Hi, I’m relatively new to RL, but thanks to RLlib, getting bit familiar.
I am doing a small project on “Cartpole-v1” where pre-training via BC.
And using pre-trained weight, I want to initialize the PPO agent and continue to learning using below hyper-parameter tunning.

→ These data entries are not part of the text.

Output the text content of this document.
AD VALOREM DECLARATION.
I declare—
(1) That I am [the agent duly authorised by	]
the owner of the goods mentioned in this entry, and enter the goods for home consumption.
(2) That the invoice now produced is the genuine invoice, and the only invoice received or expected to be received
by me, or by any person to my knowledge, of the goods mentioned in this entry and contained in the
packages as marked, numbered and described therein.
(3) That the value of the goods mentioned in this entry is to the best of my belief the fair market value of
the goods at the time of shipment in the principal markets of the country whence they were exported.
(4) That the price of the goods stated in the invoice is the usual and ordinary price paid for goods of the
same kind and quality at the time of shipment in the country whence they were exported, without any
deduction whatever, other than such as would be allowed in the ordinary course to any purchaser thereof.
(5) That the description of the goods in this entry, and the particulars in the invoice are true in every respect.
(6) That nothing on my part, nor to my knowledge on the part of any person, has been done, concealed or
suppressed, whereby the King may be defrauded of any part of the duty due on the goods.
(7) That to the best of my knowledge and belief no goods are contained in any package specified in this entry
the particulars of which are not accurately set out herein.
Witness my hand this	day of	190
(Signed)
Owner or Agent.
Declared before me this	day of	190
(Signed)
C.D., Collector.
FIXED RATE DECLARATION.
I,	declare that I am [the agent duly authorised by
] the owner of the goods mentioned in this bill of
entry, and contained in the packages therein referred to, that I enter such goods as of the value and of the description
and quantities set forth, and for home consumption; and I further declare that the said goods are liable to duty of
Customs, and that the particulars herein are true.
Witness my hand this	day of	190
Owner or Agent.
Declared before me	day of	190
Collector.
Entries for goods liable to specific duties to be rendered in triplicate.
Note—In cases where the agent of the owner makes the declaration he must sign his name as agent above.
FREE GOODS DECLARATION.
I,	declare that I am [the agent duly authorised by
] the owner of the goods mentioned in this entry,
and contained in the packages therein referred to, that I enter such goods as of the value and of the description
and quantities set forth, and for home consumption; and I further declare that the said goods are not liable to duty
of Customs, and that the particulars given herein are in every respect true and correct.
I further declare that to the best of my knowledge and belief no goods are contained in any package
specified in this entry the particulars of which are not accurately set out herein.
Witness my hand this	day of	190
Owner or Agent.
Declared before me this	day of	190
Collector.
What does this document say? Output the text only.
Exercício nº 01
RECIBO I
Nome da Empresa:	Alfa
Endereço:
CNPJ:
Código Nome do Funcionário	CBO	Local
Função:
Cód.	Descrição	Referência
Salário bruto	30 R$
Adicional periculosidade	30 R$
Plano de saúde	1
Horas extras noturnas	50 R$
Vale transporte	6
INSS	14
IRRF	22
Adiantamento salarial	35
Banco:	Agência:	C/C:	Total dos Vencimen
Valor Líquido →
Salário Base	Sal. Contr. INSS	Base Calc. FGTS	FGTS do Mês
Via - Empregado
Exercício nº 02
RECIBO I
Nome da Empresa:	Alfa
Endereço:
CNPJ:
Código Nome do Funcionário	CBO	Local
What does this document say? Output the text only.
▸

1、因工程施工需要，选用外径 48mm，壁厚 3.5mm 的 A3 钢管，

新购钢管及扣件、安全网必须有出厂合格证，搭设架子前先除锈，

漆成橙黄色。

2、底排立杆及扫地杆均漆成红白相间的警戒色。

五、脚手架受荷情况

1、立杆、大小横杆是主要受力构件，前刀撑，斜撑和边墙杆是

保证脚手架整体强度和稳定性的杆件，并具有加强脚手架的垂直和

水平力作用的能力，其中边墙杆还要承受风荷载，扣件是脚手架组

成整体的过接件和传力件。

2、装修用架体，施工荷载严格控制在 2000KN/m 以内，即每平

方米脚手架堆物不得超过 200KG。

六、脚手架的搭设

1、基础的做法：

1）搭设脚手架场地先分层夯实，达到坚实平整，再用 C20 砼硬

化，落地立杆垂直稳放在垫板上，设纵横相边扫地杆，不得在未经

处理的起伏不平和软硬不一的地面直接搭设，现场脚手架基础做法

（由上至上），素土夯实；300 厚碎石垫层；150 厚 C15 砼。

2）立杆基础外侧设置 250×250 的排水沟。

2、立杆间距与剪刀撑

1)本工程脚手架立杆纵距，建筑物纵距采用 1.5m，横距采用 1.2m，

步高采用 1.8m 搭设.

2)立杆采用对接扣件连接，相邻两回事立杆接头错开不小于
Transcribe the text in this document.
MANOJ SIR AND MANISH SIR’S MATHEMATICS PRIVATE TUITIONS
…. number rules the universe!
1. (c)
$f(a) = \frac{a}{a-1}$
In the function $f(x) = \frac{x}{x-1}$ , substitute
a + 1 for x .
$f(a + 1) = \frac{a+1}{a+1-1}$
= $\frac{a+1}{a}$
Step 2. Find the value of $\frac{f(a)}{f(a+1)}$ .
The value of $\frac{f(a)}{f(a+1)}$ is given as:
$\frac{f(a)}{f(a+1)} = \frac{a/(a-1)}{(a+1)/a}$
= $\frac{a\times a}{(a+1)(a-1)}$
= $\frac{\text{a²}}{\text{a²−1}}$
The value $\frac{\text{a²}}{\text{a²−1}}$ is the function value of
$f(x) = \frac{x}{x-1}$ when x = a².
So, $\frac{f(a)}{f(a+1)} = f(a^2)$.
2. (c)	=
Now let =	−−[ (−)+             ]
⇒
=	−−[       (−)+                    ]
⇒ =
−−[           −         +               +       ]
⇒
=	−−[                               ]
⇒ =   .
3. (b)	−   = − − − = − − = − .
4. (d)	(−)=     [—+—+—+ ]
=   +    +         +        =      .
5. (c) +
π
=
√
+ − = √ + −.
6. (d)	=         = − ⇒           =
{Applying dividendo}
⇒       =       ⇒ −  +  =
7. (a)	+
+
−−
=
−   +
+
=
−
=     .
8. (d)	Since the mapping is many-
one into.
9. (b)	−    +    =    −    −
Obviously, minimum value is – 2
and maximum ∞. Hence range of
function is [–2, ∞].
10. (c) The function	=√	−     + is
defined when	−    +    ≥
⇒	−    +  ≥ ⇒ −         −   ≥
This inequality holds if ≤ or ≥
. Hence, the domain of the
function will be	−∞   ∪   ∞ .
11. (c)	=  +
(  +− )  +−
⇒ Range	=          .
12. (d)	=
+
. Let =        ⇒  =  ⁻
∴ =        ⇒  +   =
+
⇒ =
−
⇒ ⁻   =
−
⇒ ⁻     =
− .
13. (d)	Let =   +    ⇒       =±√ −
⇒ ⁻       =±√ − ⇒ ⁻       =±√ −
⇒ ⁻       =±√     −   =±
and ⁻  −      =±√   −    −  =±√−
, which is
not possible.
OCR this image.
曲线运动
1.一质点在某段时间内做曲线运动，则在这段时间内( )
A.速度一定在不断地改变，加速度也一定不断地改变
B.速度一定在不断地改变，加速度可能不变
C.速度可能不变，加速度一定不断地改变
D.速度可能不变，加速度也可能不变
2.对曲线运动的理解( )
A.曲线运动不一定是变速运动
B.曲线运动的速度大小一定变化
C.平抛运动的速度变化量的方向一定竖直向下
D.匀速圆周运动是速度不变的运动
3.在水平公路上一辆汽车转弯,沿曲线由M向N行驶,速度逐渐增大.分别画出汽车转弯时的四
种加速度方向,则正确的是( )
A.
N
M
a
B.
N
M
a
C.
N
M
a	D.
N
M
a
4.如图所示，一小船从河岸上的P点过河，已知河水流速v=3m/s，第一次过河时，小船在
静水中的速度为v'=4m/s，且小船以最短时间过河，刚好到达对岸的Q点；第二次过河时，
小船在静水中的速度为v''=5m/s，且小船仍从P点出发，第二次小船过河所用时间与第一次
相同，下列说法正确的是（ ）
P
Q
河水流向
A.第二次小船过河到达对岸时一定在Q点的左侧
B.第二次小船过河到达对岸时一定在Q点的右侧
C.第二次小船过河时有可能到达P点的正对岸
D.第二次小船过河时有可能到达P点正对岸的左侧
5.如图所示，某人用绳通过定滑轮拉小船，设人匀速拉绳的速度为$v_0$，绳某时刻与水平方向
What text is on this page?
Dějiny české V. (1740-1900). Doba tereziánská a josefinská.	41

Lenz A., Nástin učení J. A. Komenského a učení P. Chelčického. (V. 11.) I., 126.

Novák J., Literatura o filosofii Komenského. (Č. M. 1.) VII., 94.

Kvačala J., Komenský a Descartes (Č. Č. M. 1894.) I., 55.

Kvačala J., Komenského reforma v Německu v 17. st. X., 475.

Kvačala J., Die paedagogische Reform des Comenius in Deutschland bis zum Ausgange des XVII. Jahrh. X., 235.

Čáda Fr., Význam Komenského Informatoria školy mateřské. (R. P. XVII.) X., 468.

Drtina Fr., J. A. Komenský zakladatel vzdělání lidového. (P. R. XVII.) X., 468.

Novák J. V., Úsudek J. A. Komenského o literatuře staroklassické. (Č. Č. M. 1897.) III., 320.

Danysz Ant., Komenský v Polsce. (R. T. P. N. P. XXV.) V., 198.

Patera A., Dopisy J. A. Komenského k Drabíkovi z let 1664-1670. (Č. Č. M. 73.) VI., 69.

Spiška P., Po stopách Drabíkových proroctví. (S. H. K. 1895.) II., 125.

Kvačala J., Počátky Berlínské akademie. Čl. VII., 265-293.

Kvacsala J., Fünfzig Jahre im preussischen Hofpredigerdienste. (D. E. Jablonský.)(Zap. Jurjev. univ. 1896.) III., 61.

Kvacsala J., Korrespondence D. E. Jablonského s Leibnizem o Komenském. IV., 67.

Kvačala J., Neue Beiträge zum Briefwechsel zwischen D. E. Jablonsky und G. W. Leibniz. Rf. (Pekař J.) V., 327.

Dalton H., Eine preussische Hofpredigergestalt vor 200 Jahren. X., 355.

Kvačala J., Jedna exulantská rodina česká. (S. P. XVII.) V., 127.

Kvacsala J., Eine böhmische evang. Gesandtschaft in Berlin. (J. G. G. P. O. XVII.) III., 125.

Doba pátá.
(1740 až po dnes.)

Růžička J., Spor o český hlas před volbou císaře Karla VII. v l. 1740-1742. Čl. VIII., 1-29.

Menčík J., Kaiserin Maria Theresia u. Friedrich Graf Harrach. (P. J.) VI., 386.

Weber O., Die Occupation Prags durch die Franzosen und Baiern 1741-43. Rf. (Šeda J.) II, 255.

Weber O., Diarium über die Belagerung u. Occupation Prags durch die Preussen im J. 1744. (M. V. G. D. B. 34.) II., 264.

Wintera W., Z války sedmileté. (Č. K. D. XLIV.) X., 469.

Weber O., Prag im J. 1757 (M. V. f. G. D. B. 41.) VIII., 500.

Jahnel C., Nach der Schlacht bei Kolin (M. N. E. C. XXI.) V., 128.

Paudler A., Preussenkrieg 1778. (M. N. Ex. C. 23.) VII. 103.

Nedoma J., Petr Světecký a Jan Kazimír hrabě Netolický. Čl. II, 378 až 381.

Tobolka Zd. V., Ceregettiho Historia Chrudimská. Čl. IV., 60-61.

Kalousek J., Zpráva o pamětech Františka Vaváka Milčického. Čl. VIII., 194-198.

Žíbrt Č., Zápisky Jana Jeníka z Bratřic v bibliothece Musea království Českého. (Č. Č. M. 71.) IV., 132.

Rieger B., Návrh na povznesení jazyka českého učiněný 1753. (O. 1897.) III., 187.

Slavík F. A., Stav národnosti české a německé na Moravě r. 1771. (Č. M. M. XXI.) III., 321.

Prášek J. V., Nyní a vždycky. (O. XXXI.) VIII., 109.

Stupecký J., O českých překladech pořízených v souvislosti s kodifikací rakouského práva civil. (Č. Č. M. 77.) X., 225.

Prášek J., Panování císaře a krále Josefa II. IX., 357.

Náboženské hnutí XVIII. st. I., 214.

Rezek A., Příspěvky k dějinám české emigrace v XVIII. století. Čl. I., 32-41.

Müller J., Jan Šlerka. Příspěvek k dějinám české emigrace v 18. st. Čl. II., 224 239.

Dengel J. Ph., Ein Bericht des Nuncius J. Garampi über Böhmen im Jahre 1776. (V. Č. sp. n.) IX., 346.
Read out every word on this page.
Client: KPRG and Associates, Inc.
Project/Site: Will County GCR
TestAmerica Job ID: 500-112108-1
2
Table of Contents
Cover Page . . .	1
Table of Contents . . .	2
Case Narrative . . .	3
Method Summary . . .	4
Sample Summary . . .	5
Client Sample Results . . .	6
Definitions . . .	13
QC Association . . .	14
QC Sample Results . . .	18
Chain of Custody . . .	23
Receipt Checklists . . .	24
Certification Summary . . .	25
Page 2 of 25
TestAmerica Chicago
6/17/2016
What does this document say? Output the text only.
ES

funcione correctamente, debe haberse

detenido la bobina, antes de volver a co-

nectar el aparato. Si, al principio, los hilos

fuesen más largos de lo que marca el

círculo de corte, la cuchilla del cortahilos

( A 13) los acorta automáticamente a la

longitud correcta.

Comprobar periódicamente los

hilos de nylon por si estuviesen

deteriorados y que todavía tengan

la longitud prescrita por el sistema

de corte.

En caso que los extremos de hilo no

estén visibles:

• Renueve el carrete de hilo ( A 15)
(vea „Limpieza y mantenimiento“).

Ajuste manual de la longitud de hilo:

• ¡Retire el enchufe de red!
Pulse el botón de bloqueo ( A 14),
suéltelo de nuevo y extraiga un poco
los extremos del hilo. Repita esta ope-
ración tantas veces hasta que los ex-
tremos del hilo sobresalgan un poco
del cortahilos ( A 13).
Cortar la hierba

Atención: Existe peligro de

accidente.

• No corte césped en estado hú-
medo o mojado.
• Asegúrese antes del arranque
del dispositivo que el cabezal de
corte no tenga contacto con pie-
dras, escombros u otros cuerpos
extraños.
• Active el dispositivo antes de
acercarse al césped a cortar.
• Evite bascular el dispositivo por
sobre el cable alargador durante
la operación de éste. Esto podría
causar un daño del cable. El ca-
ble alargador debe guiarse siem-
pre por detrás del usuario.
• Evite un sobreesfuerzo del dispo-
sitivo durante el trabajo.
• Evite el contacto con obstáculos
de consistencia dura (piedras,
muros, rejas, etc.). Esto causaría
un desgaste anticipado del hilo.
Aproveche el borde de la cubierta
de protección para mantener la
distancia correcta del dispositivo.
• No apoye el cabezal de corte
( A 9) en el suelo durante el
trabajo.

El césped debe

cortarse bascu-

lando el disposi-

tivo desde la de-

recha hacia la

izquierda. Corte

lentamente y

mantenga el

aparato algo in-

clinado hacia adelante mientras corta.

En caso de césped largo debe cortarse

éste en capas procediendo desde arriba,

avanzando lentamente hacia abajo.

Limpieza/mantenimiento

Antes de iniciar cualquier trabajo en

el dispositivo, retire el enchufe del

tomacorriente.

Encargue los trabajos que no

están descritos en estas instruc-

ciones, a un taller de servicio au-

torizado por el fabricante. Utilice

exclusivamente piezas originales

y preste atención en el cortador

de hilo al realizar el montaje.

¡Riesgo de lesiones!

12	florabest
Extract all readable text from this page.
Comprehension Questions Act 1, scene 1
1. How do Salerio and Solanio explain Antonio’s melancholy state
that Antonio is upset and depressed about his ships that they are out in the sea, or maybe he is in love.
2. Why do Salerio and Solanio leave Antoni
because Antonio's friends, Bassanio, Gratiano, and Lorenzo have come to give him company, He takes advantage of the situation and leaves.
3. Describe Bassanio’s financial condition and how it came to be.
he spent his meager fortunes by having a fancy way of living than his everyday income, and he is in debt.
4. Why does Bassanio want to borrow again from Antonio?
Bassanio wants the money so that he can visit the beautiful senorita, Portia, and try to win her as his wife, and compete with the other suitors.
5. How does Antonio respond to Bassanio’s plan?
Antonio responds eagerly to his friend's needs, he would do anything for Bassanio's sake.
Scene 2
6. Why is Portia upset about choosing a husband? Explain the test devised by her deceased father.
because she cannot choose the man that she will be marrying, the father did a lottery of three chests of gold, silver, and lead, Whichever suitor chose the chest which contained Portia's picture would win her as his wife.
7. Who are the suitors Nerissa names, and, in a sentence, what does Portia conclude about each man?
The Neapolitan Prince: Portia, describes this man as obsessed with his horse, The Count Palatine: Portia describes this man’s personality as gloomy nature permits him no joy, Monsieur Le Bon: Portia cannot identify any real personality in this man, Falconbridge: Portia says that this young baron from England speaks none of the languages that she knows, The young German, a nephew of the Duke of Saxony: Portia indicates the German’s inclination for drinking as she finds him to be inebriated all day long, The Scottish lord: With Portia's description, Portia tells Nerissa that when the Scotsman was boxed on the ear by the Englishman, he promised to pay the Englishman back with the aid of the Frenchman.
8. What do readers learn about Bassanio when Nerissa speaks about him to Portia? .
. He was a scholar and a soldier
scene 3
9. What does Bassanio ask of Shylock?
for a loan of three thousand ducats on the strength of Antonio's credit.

But, it seems like pre-trained weight cannot be used to intialized the policy network.
hyperparam_mutations = {
“lambda”: lambda: random.uniform(0.5, 1.0),
“clip_param”: lambda: random.uniform(0.01, 0.5),
“lr”: lambda: random.uniform(1e-6, 1e-4),
“train_batch_size”: lambda: random.randint(200, 300),
“kl_coeff”: lambda: random.uniform(0.01, 0.5),
“entropy_coeff”: lambda: random.uniform(0, 0.2)
}
pbt = PopulationBasedTraining(
time_attr=“training_iteration”,
perturbation_interval=50,
resample_probability=0.25,
# Specifies the mutations of these hyperparams
hyperparam_mutations=hyperparam_mutations,
)
stopping_criteria = {“training_iteration”: 2}
model_config = dict(
fcnet_hiddens=[512, 512, 256, 256],
fcnet_activation=“tanh”)
checkpoint_path = ‘C:/Users/kjd/Desktop/BC/pre_trained_checkpoint’
tuner = tune.Tuner(
‘PPO’,
tune_config=tune.TuneConfig(
metric=“episode_reward_mean”,
mode=“max”,
scheduler=pbt,
num_samples=2,
),
param_space={
“env”: ‘CartPole-v1’,
“disable_env_checking”: True,
“kl_coeff”: 0.5,
“num_workers”: 8,
“num_cpus”: 1, # number of CPUs to use per trial
“num_gpus”: 0, # number of GPUs to use per trial
“model”: model_config,
“clip_param”: 0.2,
“lr”: 1e-4,
“train_batch_size”: tune.choice([200,300]),
“entropy_coeff”: 0.01,
“restore”: checkpoint_path
},
run_config=train.RunConfig(
stop=stopping_criteria,
name=‘BC_test_cartpole’,
checkpoint_config=air.CheckpointConfig(
checkpoint_at_end=True, # Save a checkpoint at the end of training
)
)
)
results = tuner.fit()
best_result = results.get_best_result()
Does ray.tune support weight initialization by given checkpoint?